In this case, you would directly configure the TCP/IP settings on your machine to request DNS directly from the DNS server IPs, hence bypassing the gateway’s DNS relay/caching mechanism. It would also be wise to run ipconfig /flushdns to try and remove any cached records, although some applications may also cache themselves, complicating diagnosis.
Note that in the example above, I am using a static IP configuration – with TPG’s DNS servers plugged into the preferred slot. This would make all queries to TPG’s DNS. Unfortunately, at this *exact time*, www.tpg.com.au is not resolvable! Best ISP ever!
Of course, if you need more confirmation about why the lookup failed – then Wireshark comes up handy. But I’m not so worried, because there is a way around it …
Alternative DNS Servers
Now that I’ve pretty much narrowed it down to TPG’s DNS (in 5 minutes), the solution is obvious. Leverage a better DNS service! While there used to be many open DNS resolver solutions, they also suffered from overloading and slow service due to their remote location (i.e. your request has to travel through more internet, reaching more potential congestion). Choosing to offload your DNS to someone else is a risk since you can be redirected unknowingly if your DNS of choice is hijacked.
Luckily, Google has a worldwide presence with great peering arrangements, and are in a great position to offer free DNS. And they do, with grand promises of reliability, speed, security. I’ll trust them on that one. They even have memorable addresses – 220.127.116.11 and 18.104.22.168. If you’re stuck on a network, you know the IP and gateway but have no DNS – give these a go!
A quick test of them …
… shows perfect results. My VoIP box came right up when I changed my preferred DNS server to them as well …

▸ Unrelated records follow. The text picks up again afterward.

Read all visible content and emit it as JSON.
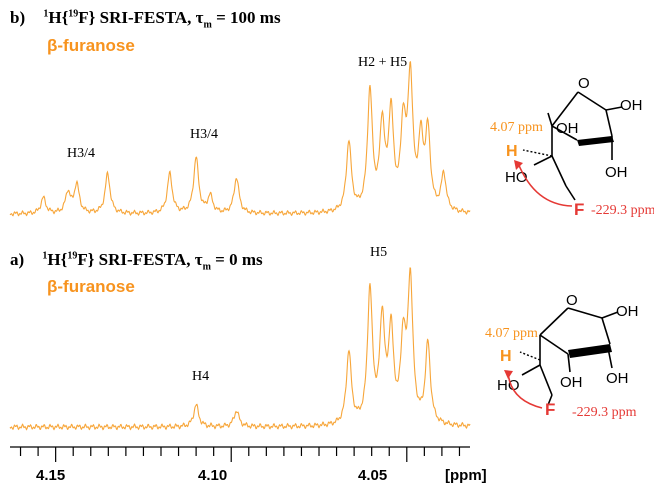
{
  "panels": {
    "b": {
      "letter": "b)",
      "title_pre": "1",
      "title_h": "H{",
      "title_sup": "19",
      "title_f": "F} SRI-FESTA, τ",
      "title_sub": "m",
      "title_post": " = 100 ms",
      "sugar": "β-furanose",
      "peak_labels": [
        "H3/4",
        "H3/4",
        "H2 + H5"
      ],
      "ppm_label": "4.07 ppm",
      "f_ppm_label": "-229.3 ppm"
    },
    "a": {
      "letter": "a)",
      "title_pre": "1",
      "title_h": "H{",
      "title_sup": "19",
      "title_f": "F} SRI-FESTA, τ",
      "title_sub": "m",
      "title_post": " = 0 ms",
      "sugar": "β-furanose",
      "peak_labels": [
        "H4",
        "H5"
      ],
      "ppm_label": "4.07 ppm",
      "f_ppm_label": "-229.3 ppm"
    }
  },
  "structure_atoms": {
    "oh": "OH",
    "ho": "HO",
    "o": "O",
    "h": "H",
    "f": "F"
  },
  "axis": {
    "ticks": [
      "4.15",
      "4.10",
      "4.05"
    ],
    "unit": "[ppm]"
  },
  "colors": {
    "spectrum": "#f7a63a",
    "accent": "#f7931e",
    "arrow": "#e53935",
    "fluorine": "#e53935"
  },
  "chart_data": [
    {
      "type": "line",
      "name": "panel-b",
      "xlabel": "[ppm]",
      "xlim": [
        4.163,
        4.032
      ],
      "reversed_x": true,
      "peaks": [
        {
          "ppm": 4.1535,
          "height": 0.12
        },
        {
          "ppm": 4.1465,
          "height": 0.16
        },
        {
          "ppm": 4.144,
          "height": 0.22
        },
        {
          "ppm": 4.1352,
          "height": 0.3
        },
        {
          "ppm": 4.1175,
          "height": 0.3
        },
        {
          "ppm": 4.11,
          "height": 0.42
        },
        {
          "ppm": 4.106,
          "height": 0.13
        },
        {
          "ppm": 4.0985,
          "height": 0.27
        },
        {
          "ppm": 4.0665,
          "height": 0.53
        },
        {
          "ppm": 4.0605,
          "height": 0.9
        },
        {
          "ppm": 4.057,
          "height": 0.63
        },
        {
          "ppm": 4.0545,
          "height": 0.72
        },
        {
          "ppm": 4.051,
          "height": 0.62
        },
        {
          "ppm": 4.049,
          "height": 0.98
        },
        {
          "ppm": 4.046,
          "height": 0.5
        },
        {
          "ppm": 4.044,
          "height": 0.58
        },
        {
          "ppm": 4.0395,
          "height": 0.28
        }
      ]
    },
    {
      "type": "line",
      "name": "panel-a",
      "xlabel": "[ppm]",
      "xlim": [
        4.163,
        4.032
      ],
      "reversed_x": true,
      "peaks": [
        {
          "ppm": 4.11,
          "height": 0.15
        },
        {
          "ppm": 4.0985,
          "height": 0.11
        },
        {
          "ppm": 4.0665,
          "height": 0.5
        },
        {
          "ppm": 4.0605,
          "height": 0.91
        },
        {
          "ppm": 4.057,
          "height": 0.7
        },
        {
          "ppm": 4.0545,
          "height": 0.62
        },
        {
          "ppm": 4.051,
          "height": 0.55
        },
        {
          "ppm": 4.049,
          "height": 0.97
        },
        {
          "ppm": 4.044,
          "height": 0.55
        }
      ]
    }
  ]
}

Of course, you don’t want to use them if they’re quite a bit more distant and take longer to reply to DNS queries … but luckily they’re just around the corner (ping-wise)! (Note, in the traceroute, the first two hops are internal to my network!)

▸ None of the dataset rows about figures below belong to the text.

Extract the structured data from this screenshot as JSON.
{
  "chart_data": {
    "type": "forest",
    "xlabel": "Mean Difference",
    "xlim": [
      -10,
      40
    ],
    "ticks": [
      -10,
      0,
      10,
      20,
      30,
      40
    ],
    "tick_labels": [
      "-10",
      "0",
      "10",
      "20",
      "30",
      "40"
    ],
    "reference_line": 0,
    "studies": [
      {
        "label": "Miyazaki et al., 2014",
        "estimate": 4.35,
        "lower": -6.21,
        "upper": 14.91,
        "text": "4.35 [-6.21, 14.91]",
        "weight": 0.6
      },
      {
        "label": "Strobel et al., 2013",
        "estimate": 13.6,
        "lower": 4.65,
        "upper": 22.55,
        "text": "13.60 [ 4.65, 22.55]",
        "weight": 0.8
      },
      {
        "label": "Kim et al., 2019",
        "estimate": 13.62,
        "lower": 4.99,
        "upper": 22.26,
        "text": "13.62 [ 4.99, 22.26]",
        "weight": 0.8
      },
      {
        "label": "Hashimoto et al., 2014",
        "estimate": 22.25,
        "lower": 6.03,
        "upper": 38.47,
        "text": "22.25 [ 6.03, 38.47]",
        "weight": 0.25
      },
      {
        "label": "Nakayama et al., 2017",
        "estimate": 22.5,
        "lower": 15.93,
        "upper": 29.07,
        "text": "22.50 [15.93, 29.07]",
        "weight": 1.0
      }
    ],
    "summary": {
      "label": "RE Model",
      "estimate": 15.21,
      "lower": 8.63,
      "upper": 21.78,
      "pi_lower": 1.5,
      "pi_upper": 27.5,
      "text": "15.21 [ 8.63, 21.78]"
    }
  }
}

In fact, my network gear is very old and antiquated – the ADSL2+ modem is a D-Link DSL-2740B wireless modem-router which was thrown out by someone else. It has faulty wireless, and its NAT table is easily filled causing crashing at even very few connections necessitating hard resets. No problem, disable the wireless, piggyback it to my old $30 (5 years ago) TP-Link TL-WR641G wireless G router as my wireless and routing gateway. Just set up an “intranet” in 10.0.x.x between the modem and the router, DMZ the router (thus no longer relying on the D-Link NAT and it’s crappiness), and set the TP-Link to go do all the port forwards, uPnP, DHCP, etc. Instantly, we’ve gone from 200 connections = a crash to about 3000 connections = a crash.
It was done this way because we formerly ran on a Telstra Bigpond 2wire ADSL2+ modem which had its power supply fail, but it can’t handle routing (sanely) either, due to limited CPU and NAT table size. It didn’t fix the NAT table issue, because that firmware kept everything in the NAT table despite being DMZplus-ed, but at least this setup makes it easy to switch on a modem failure. I’m basically squeezing everything from what is essentially unwanted equipment.

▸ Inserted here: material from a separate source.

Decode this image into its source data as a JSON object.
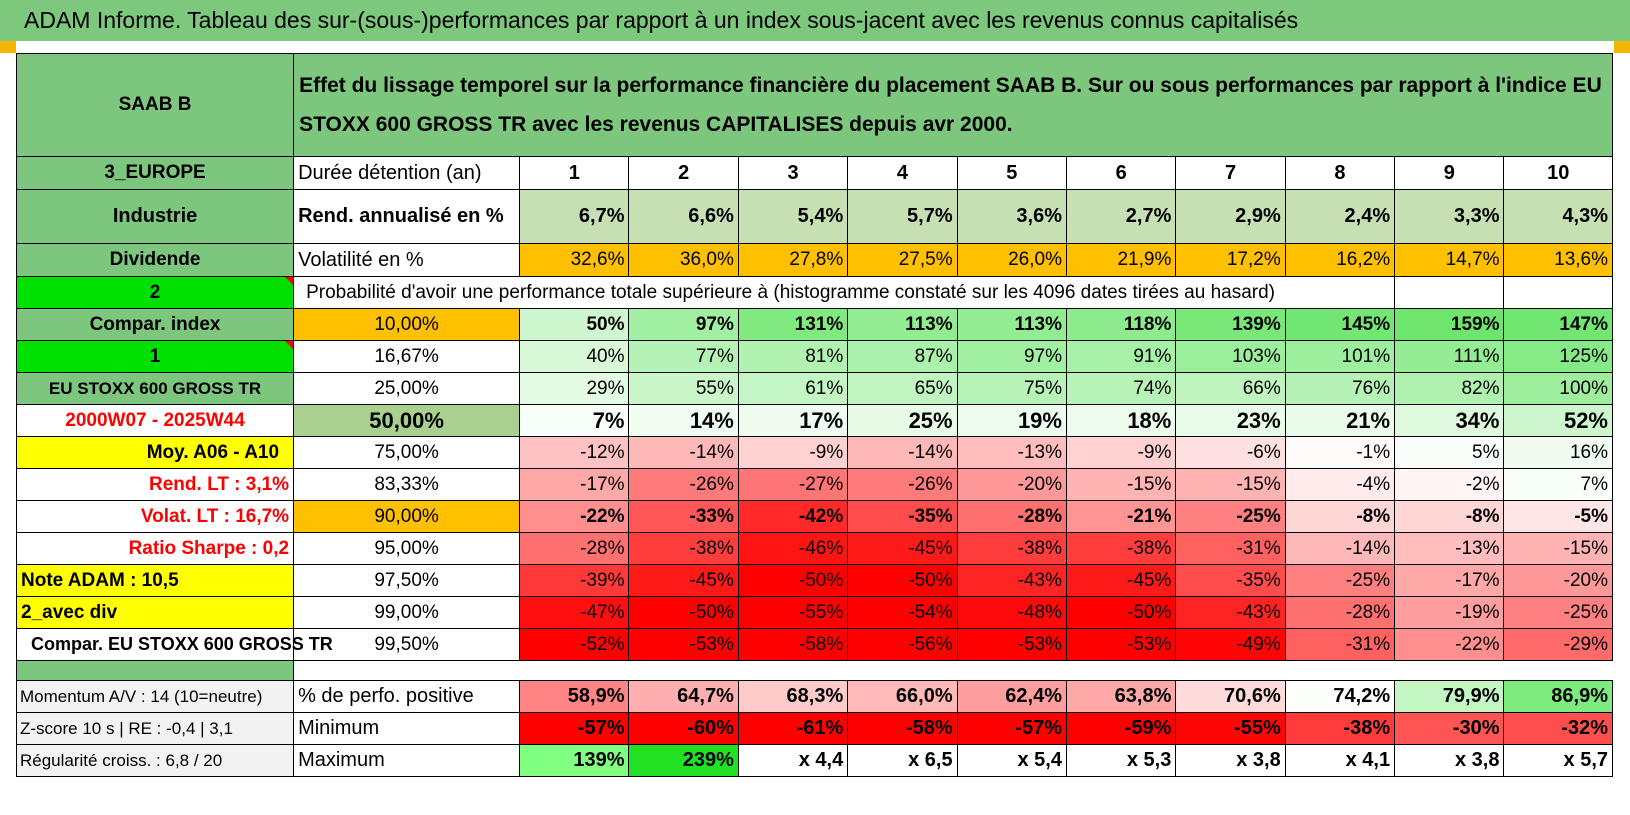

So, I’m actually quite a fan of my router’s DNS caching/relay services. And I want my internal lookups to work. And I don’t want to reconfigure every device on the network.
The solution is obvious – configure the router to manually use 22.214.171.124 as primary, and TPG’s DNS as secondary. Then whenever a request comes in from a client on the network, if it’s not cached, it will be forwarded to Google first – and I trust them for now. It also means less loading on TPG’s (likely) overstressed or misconfigured DNS.
Some networks may actually block the use of other DNSes, as they are a potential way of evading data quota arrangements (think of the project called Iodine), but at least this works with TPG for now.